Monday, 04 Jun, 2018

Microsoft shares were up almost 1 percent at a record high of $101.78.

As part of the deal, Microsoft's Nat Friedman, a Xamarin co-founder, will take over as GitHub CEO.

Microsoft executives pledged Monday that GitHub would remain open to all developers, and engineers who used it would be able to upload any code and export it to any cloud platform, not just to Microsoft's.

Yet while Microsoft's stance toward open source has changed over the last few years, many open source developers will keep a very close look at what the company will do with GitHub after the acquisition . Developers love GitHub, and Microsoft needs the love of developers.

Why this matters: Microsoft says it's been the most active organization on GitHub, and that it wants it to operate independently.

GitHub, founded in 2008, is a platform where software developers can go to host and review each other's code. This deal will mark another dramatic step in that direction.

He said Microsoft will use GitHub to promote company's own developer tools and use its sales team to speed up adoption of GitHub by its big business customers.

GitHub serves as a code repository and also offers developers a place to learn, develop, collaborate on and document their code. Still, GitHub's losses have been significant - it lost $66m over three quarters in 2016 - and it has been hunting for a new CEO for nine months. Microsoft's CEO, Steve Ballmer, has even been quoted calling Linux a "cancer" in the past. The site stores valuable code for thousands of developers and companies, and also can track major trends in the software industry.

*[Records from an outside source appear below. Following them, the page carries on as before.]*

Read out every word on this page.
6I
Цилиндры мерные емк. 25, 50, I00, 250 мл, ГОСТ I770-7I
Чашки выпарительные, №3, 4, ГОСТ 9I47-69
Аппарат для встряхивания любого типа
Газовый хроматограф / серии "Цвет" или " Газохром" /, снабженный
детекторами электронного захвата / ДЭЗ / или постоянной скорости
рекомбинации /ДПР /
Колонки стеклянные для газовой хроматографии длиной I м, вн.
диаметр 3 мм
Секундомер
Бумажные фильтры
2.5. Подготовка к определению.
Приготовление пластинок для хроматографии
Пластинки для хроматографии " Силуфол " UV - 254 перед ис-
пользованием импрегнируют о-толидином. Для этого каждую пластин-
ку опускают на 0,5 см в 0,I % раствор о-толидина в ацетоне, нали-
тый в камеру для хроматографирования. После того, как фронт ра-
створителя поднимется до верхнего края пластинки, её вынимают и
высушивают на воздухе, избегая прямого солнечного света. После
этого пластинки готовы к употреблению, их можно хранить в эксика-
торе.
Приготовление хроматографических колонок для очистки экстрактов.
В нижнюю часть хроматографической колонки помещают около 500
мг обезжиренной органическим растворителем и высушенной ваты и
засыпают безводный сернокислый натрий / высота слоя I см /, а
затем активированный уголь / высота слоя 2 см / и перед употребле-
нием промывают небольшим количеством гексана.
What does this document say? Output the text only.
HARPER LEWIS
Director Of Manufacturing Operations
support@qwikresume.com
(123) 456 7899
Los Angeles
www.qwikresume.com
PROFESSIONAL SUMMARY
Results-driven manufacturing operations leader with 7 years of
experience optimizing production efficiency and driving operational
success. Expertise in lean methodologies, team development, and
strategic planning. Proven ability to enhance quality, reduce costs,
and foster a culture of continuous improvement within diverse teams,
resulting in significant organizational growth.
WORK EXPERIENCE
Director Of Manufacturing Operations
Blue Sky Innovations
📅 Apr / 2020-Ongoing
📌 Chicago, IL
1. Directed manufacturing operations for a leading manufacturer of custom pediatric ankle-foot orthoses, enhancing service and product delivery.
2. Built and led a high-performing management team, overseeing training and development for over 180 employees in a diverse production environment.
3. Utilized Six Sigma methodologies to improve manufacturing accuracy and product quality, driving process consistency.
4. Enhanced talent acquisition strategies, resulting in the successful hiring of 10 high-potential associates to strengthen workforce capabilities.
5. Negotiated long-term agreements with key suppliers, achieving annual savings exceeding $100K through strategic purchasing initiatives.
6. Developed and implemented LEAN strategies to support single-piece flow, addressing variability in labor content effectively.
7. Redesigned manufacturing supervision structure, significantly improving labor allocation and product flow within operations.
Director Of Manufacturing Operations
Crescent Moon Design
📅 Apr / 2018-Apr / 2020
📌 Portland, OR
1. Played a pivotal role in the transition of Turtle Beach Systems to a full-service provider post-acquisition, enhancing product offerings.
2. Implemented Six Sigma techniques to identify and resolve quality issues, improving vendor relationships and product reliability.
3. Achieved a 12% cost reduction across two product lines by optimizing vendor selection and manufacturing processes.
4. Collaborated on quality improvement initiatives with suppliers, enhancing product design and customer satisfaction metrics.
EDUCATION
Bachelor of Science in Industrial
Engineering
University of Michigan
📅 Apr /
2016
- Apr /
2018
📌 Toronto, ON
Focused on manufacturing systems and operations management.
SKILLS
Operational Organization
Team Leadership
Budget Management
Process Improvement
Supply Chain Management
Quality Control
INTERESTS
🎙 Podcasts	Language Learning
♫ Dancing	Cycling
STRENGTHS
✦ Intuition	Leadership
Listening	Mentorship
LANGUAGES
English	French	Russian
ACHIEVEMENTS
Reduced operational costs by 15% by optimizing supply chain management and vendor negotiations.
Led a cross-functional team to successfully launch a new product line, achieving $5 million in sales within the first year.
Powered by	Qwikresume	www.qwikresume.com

Github, on the other hand, claims to now support a community of more than 27 million people who share and work together to build software.

One person familiar with the discussions between the companies told CNBC that they had been considering a joint marketing partnership valued around $35 million, and that those discussions had progressed to a possible investment or outright acquisition. This isn't a completely unexpected move from Microsoft as Business Insider reported only last week that Microsoft was eyeing up the $2 billion company.

Microsoft made a slew of significant purchases in recent years, including Minecraft and LinkedIn to name two of the most prominent ones, and Satya Nadella isn't done.